Yesterday I went to Magnolia Plantation and Gardens for the first time since the Long White Bridge was damaged on July 7.
In an email update today Magnolia said that “during an inspection on Thursday morning, July 8 that the hard realities were revealed.”
“Decking boards were pulled up. Upright posts with railing and lattice detail were analyzed. Copper sheeting for waterproofing under the deck and 100 years of assorted hardware, straps and layers of wood structure were exposed. On that brilliant morning, the bridge showed every one of its 180 years of age.”
Two South Carolina companies have joined forces to recreate the bridge: one that specialize in old growth wide planks and slabs, including recovery of old growth sinker cypress and heart pine and another that custom mills lumber products.
A Little Blue Heron, just visible in the lower left corner, had the best view of the exposed bridge structure.
Access to the immediate area of the bridge is restricted for safety, limiting what you can see. Enlarge this close up for more detail on the condition and how the bridge was put together in the 1840s.
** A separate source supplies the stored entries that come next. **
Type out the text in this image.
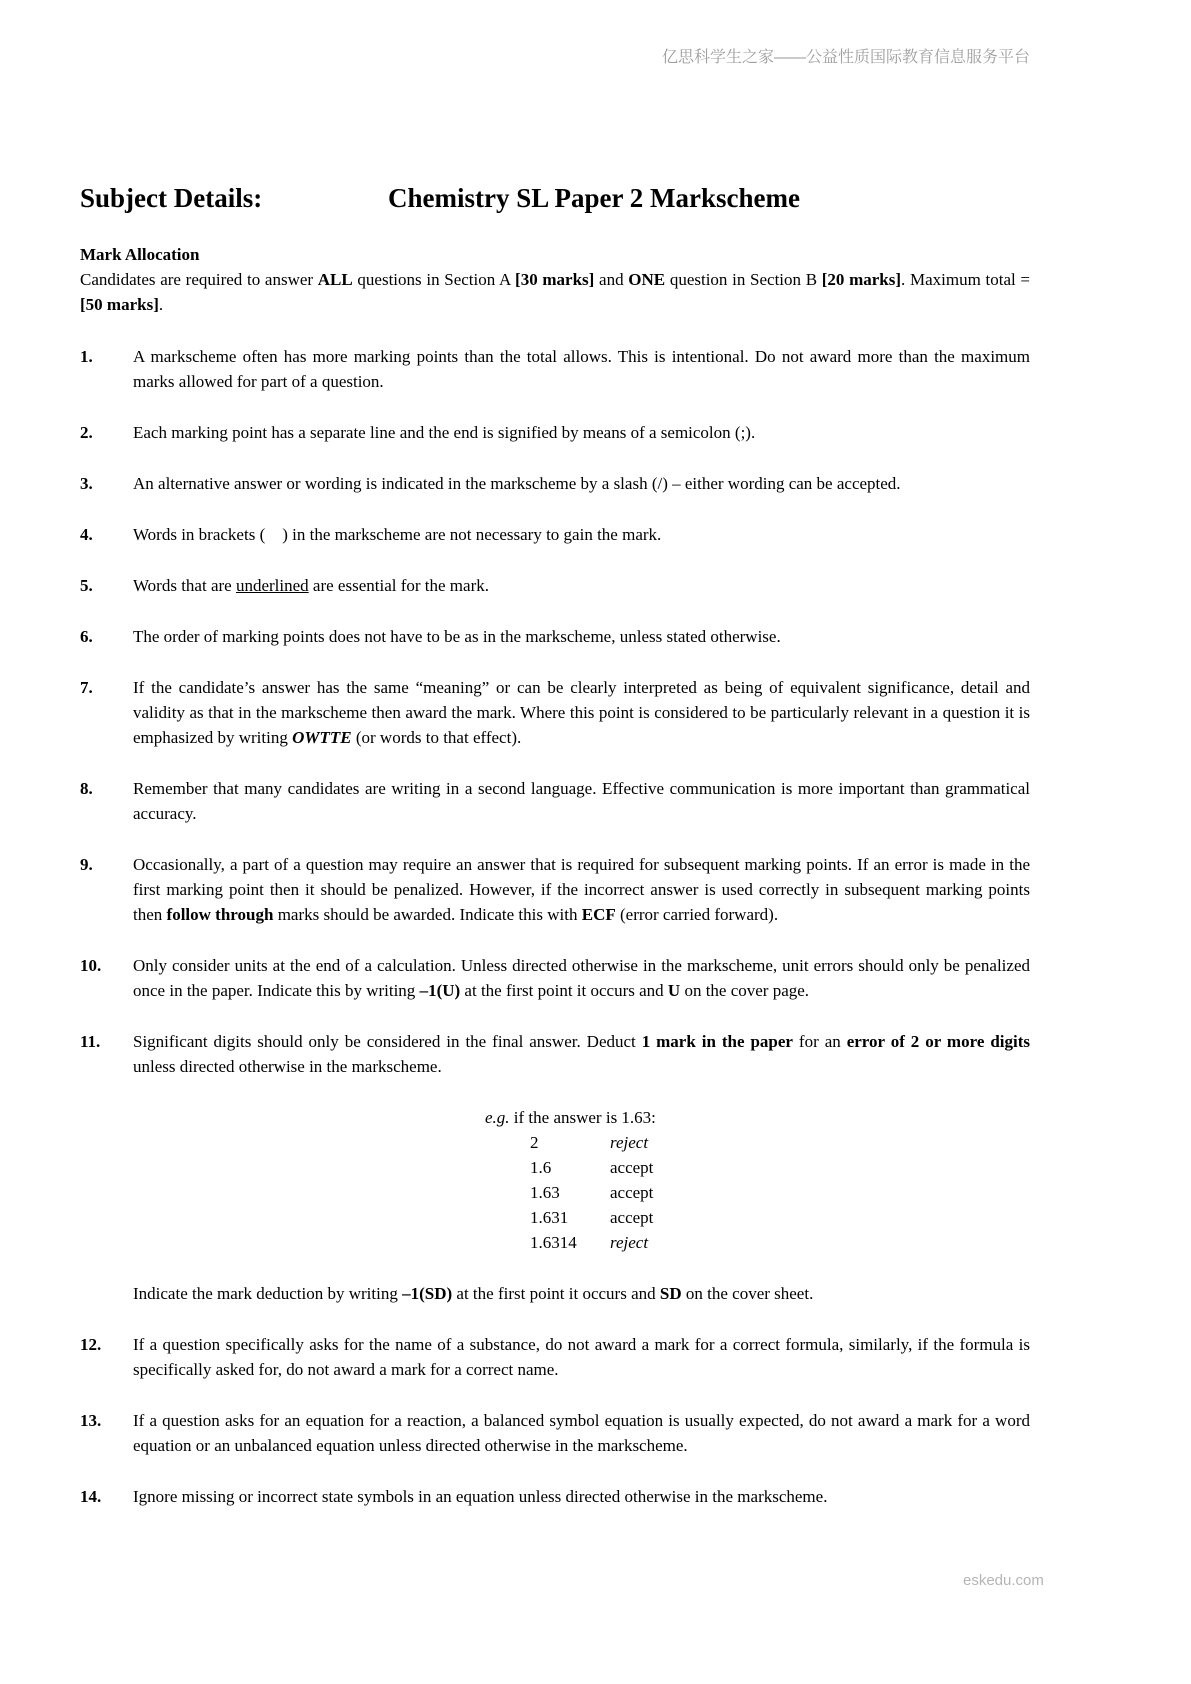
亿思科学生之家——公益性质国际教育信息服务平台
Subject Details:	Chemistry SL Paper 2 Markscheme
Mark Allocation

Candidates are required to answer ALL questions in Section A [30 marks] and ONE question in Section B [20 marks]. Maximum total = [50 marks].

1.	A markscheme often has more marking points than the total allows. This is intentional. Do not award more than the maximum marks allowed for part of a question.
2.	Each marking point has a separate line and the end is signified by means of a semicolon (;).
3.	An alternative answer or wording is indicated in the markscheme by a slash (/) – either wording can be accepted.
4.	Words in brackets (    ) in the markscheme are not necessary to gain the mark.
5.	Words that are underlined are essential for the mark.
6.	The order of marking points does not have to be as in the markscheme, unless stated otherwise.
7.	If the candidate’s answer has the same “meaning” or can be clearly interpreted as being of equivalent significance, detail and validity as that in the markscheme then award the mark. Where this point is considered to be particularly relevant in a question it is emphasized by writing OWTTE (or words to that effect).
8.	Remember that many candidates are writing in a second language. Effective communication is more important than grammatical accuracy.
9.	Occasionally, a part of a question may require an answer that is required for subsequent marking points. If an error is made in the first marking point then it should be penalized. However, if the incorrect answer is used correctly in subsequent marking points then follow through marks should be awarded. Indicate this with ECF (error carried forward).
10.	Only consider units at the end of a calculation. Unless directed otherwise in the markscheme, unit errors should only be penalized once in the paper. Indicate this by writing –1(U) at the first point it occurs and U on the cover page.
11.	Significant digits should only be considered in the final answer. Deduct 1 mark in the paper for an error of 2 or more digits unless directed otherwise in the markscheme.
e.g. if the answer is 1.63:
2	reject
1.6	accept
1.63	accept
1.631	accept
1.6314	reject
Indicate the mark deduction by writing –1(SD) at the first point it occurs and SD on the cover sheet.
12.	If a question specifically asks for the name of a substance, do not award a mark for a correct formula, similarly, if the formula is specifically asked for, do not award a mark for a correct name.
13.	If a question asks for an equation for a reaction, a balanced symbol equation is usually expected, do not award a mark for a word equation or an unbalanced equation unless directed otherwise in the markscheme.
14.	Ignore missing or incorrect state symbols in an equation unless directed otherwise in the markscheme.
eskedu.com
Amazingly, Magnolia Plantation & Gardens reports that no one heard or saw the tree that landed on the bridge come down.
“At 6:00 PM, the bridge was whole. At 8:00 PM, more than forty percent of the railing was in pieces and the structure was torqued in both the vertical and horizontal planes.”
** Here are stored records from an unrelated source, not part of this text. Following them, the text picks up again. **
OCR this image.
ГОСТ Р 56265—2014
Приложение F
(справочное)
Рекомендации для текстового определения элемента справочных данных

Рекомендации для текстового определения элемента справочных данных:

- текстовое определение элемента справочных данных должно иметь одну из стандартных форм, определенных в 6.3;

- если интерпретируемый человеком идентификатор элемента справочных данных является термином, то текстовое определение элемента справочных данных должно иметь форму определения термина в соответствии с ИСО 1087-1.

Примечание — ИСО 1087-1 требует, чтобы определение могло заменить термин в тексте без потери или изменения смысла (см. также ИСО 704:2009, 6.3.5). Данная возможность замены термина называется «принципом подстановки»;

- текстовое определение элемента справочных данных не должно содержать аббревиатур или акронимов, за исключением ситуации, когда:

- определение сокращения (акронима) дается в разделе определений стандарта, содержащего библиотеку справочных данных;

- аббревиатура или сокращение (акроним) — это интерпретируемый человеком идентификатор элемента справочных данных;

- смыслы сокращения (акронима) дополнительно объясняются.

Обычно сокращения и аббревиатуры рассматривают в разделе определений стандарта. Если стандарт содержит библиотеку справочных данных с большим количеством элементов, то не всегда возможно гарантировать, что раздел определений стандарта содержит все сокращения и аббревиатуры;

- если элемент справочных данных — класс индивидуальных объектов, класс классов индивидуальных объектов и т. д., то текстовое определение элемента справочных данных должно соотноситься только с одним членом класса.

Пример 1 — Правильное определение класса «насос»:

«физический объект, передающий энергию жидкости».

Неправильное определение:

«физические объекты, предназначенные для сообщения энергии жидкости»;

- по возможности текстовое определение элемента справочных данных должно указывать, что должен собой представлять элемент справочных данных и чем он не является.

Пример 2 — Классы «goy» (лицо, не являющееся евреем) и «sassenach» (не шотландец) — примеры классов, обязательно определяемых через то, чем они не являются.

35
View from the back side of the bridge, with a temporary structure for worker access. Remember, there are Alligators in this water!
The next image is a similar view that I took in March.
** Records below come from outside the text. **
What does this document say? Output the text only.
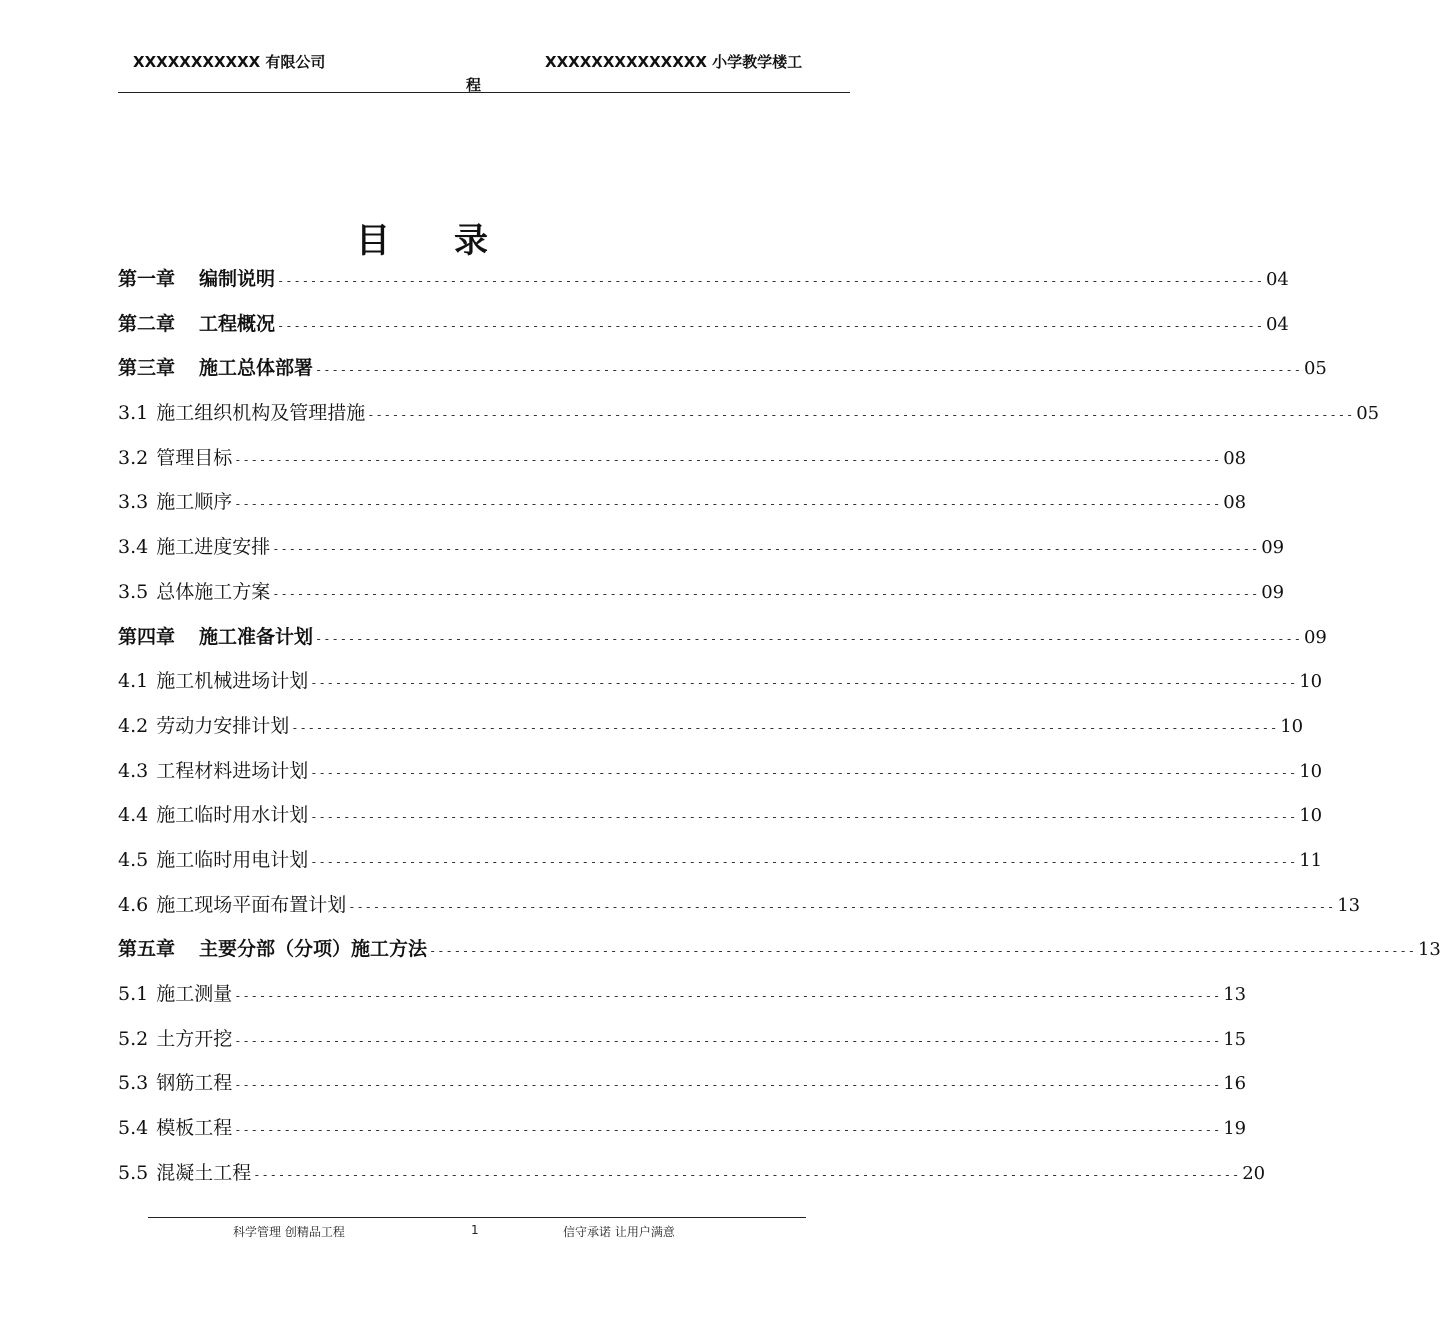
XXXXXXXXXXX 有限公司	XXXXXXXXXXXXXX 小学教学楼工
程
目录
第一章 编制说明 ------------------------------------------------------------------------------------------------------------------------ 04
第二章 工程概况 ------------------------------------------------------------------------------------------------------------------------ 04
第三章 施工总体部署 ------------------------------------------------------------------------------------------------------------------------ 05
3.1 施工组织机构及管理措施 ------------------------------------------------------------------------------------------------------------------------ 05
3.2 管理目标 ------------------------------------------------------------------------------------------------------------------------ 08
3.3 施工顺序 ------------------------------------------------------------------------------------------------------------------------ 08
3.4 施工进度安排 ------------------------------------------------------------------------------------------------------------------------ 09
3.5 总体施工方案 ------------------------------------------------------------------------------------------------------------------------ 09
第四章 施工准备计划 ------------------------------------------------------------------------------------------------------------------------ 09
4.1 施工机械进场计划 ------------------------------------------------------------------------------------------------------------------------ 10
4.2 劳动力安排计划 ------------------------------------------------------------------------------------------------------------------------ 10
4.3 工程材料进场计划 ------------------------------------------------------------------------------------------------------------------------ 10
4.4 施工临时用水计划 ------------------------------------------------------------------------------------------------------------------------ 10
4.5 施工临时用电计划 ------------------------------------------------------------------------------------------------------------------------ 11
4.6 施工现场平面布置计划 ------------------------------------------------------------------------------------------------------------------------ 13
第五章 主要分部（分项）施工方法 ------------------------------------------------------------------------------------------------------------------------ 13
5.1 施工测量 ------------------------------------------------------------------------------------------------------------------------ 13
5.2 土方开挖 ------------------------------------------------------------------------------------------------------------------------ 15
5.3 钢筋工程 ------------------------------------------------------------------------------------------------------------------------ 16
5.4 模板工程 ------------------------------------------------------------------------------------------------------------------------ 19
5.5 混凝土工程 ------------------------------------------------------------------------------------------------------------------------ 20
科学管理 创精品工程	1	信守承诺 让用户满意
This small replica of the bridge was the centerpiece of a display at the United States Botanic Garden in Washington DC for their 2019 Gardens Across America exhibit.
Magnolia Plantation & Gardens, Charleston, SC
July 30, 2020
Quotes from Magnolia Plantation & Gardens public email and Facebook page, July 31, 2020
My other photos of the Long White Bridge
7 thoughts on “Update: Long White Bridge, Magnolia Plantation and Gardens”
It sounds like it will be reconstructed with great care. What a beautiful location this is.
Yes, I was happy to see that they are maintaining the bridge historically, not just slapping up a quick fix.
Glad to see they are working on the restoration, great photo documentation, Ellen!
I’ve wondered if they’ll end up replacing the whole thing, you can see rotted wood in the supports. Thanks, Donna!
What a rich history! So happy people are working together to recreate it. Are you shooting from the water or are you across the way? Beautiful pictures Ellen!
I was on the pond bank, the first few images I was by that replica. The pond bends out of sight to the right behind the bridge. The images of the back are from the path on the other side. Thanks, Sandra!